Heute ist das in den allermeisten mir bekannten Fällen wie folgt: die Muddi legt ihren Job erstmal für ein paar Jahre auf Eis und bleibt zuhause, weil sie in der Regel weniger verdient als Vaddi (was nochmal ein ganz anderes Thema ist, zu dem ich ebenfalls einiges zu sagen hätte), und kümmert sich aufopferungsvoll um die Brut. Die lieben Kleinen wollen getragen, beschmust und an die frische Luft (aber nur ja nicht in die Sonne!) gebracht, überquellende Windeln müssen gewechselt, die Spielumgebung soll sicher, altersgerecht, abwechslungsreich und interessant gestaltet, die Nahrung soll aus gesunden, regionalen und saisonalen Zutaten selbst frisch zubereitet werden. Und weil Muddi eh zuhause ist und nichts zu tun hat außer dem bißchen Kinderbespaßung, macht sie das bißchen Wäsche, Aufräumen, Spülen, Putzen, Kochen, Müll runterbringen, Staub wischen und Einkaufen auch gleich mit. Aber aufgepasst: jetzt bloß kein langweiliges Hausmütterchen werden, das womöglich nicht mehr auf ihr Äußeres achtet! Die Bezahlung... naja, das gesetzlich zugesicherte Grundgehalt besteht im ersten Jahr noch aus ca. 65 % von dem was man vorher verdient hat + ungefähr 184 € Kindergeld, in jedem weiteren Jahr besteht es aus 184 € Kindergeld + dem auf das man sich mit Vaddi einigen kann. Auf jeden Fall weniger Geld als vorher, bei gleichzeitigem Anstieg von 40 auf ca. 160 Wochenstunden (7 Tage nächtlichen Bereitschaftsdienst eingerechnet) und einem Absinken der Urlaubstage von durchschnittlich 28 auf 0.

Im Mittelalter war es so: Muddi in spe zieht nach der Hochzeit (und nach einem kurzen Umweg über das Bett des Grundherren) zu Vaddi in spe und dessen Familie. Um die Existenz zu sichern arbeitet sie auch mit Kind noch weiter in ihrem alten Beruf, was deswegen kein Problem ist, weil das erstens alle machen und zweitens zuhause immer irgendeine Tante oder Oma ist. Kinderbetreuung gesichert, Muddi kommt mal vor's Loch und hat obendrein noch das Gefühl nützlich zu sein (Oma übrigens auch).
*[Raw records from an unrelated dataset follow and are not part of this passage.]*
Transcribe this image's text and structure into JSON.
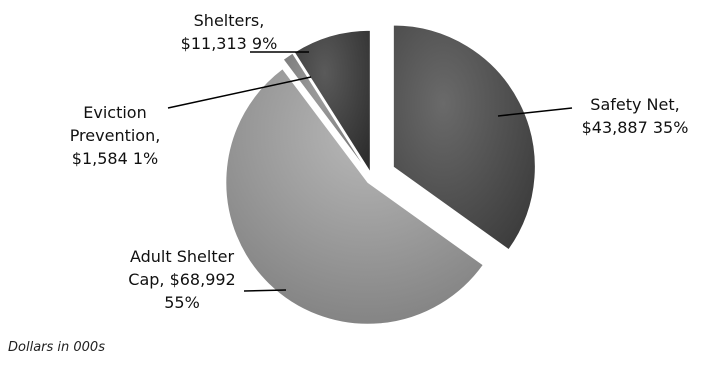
{
  "chart_data": {
    "type": "pie",
    "title": "",
    "unit_note": "Dollars in 000s",
    "slices": [
      {
        "name": "Safety Net",
        "value": 43887,
        "percent_label": "35%",
        "value_label": "$43,887",
        "color": "#4a4a4a",
        "label_lines": [
          "Safety Net,",
          "$43,887 35%"
        ]
      },
      {
        "name": "Adult Shelter Cap",
        "value": 68992,
        "percent_label": "55%",
        "value_label": "$68,992",
        "color": "#8c8c8c",
        "label_lines": [
          "Adult Shelter",
          "Cap, $68,992",
          "55%"
        ]
      },
      {
        "name": "Eviction Prevention",
        "value": 1584,
        "percent_label": "1%",
        "value_label": "$1,584",
        "color": "#7a7a7a",
        "label_lines": [
          "Eviction",
          "Prevention,",
          "$1,584 1%"
        ]
      },
      {
        "name": "Shelters",
        "value": 11313,
        "percent_label": "9%",
        "value_label": "$11,313",
        "color": "#3a3a3a",
        "label_lines": [
          "Shelters,",
          "$11,313  9%"
        ]
      }
    ],
    "legend": "none",
    "exploded": true
  }
}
Klar liebe ich meine Kinder, und natürlich gibt es haufenweise Momente, die ich in den ersten beiden Jahren nicht hätte verpassen wollen- aber wenn man mir anbieten würde, ich könnte jeden Tag ein paar Stunden arbeiten und die Miniterroristen wären in der Zeit zuhause mit Leuten, die sie kennen und lieben? Eine bessere Situation könnte ich mir gar nicht vorstellen. Leider ist das nur in den wenigsten Fällen möglich. Zumindest im ersten Jahr haben die meisten Frauen kaum noch Kontakt zu Nicht-Müttern, und so nett diese größtenteils auch sind, den Gesprächsthemen in Krabbelgruppen und auf Spielplätzen mangelt es auf Dauer an Originalität. "Was geht oben rein und kommt unten raus" dominiert die ersten 6-8 Monate, danach beginnt der Wettlauf um die Meilensteine der Grobmotorik, und sind die ersten Schritte gemeistert folgt der Ansturm auf die ersten Zweiwortsätze. Gespräche über Dinge, die einem früher (als "normaler Mensch") noch wichtig waren: Fehlanzeige. Als hätte man mit Ankunft der lieben Kleinen seine Hobbies an den Nagel gehangen, keine Bücher mehr aufgeschlagen, keine CD mehr eingelegt (ja, ich höre noch CDs) und würde einfach nur noch als Mutter existieren. Ich hätte nie gedacht, daß die spannendste Zeit meines Lebens gleichzeitig auch so langweilig sein würde.

Und dann aber doch so stressig, daß jede Mutter, die ich kenne, sofort zugibt, daß ihr früherer Job dagegen ein Spaziergang war ("Wenn du Ruhe haben willst musst du arbeiten gehen."). Klar, stressige Jobs gibt's überall, aber erstens hat man bei denen immer noch Urlaub und Wochenende, zweitens sind die anständiger bezahlt (naja, Krankenschwester u. ä. nicht- noch so'n Thema...) und drittens -und vielleicht am wichtigsten- man bekommt bei denen Anerkennung für die erbrachte Leistung.

Ja, ich weiß, was soll das Rumgeheule? Ich hab die Kinder doch schließlich gewollt. Verdammt richtig, und ich habe auch in der miesesten Schreibaby-Zeit nicht ein einziges Mal gedacht: "Kacke, hättste doch mal lieber weiter die Pille genommen." Aber manchmal wäre ein bißchen Mittelalter halt doch ganz willkommen.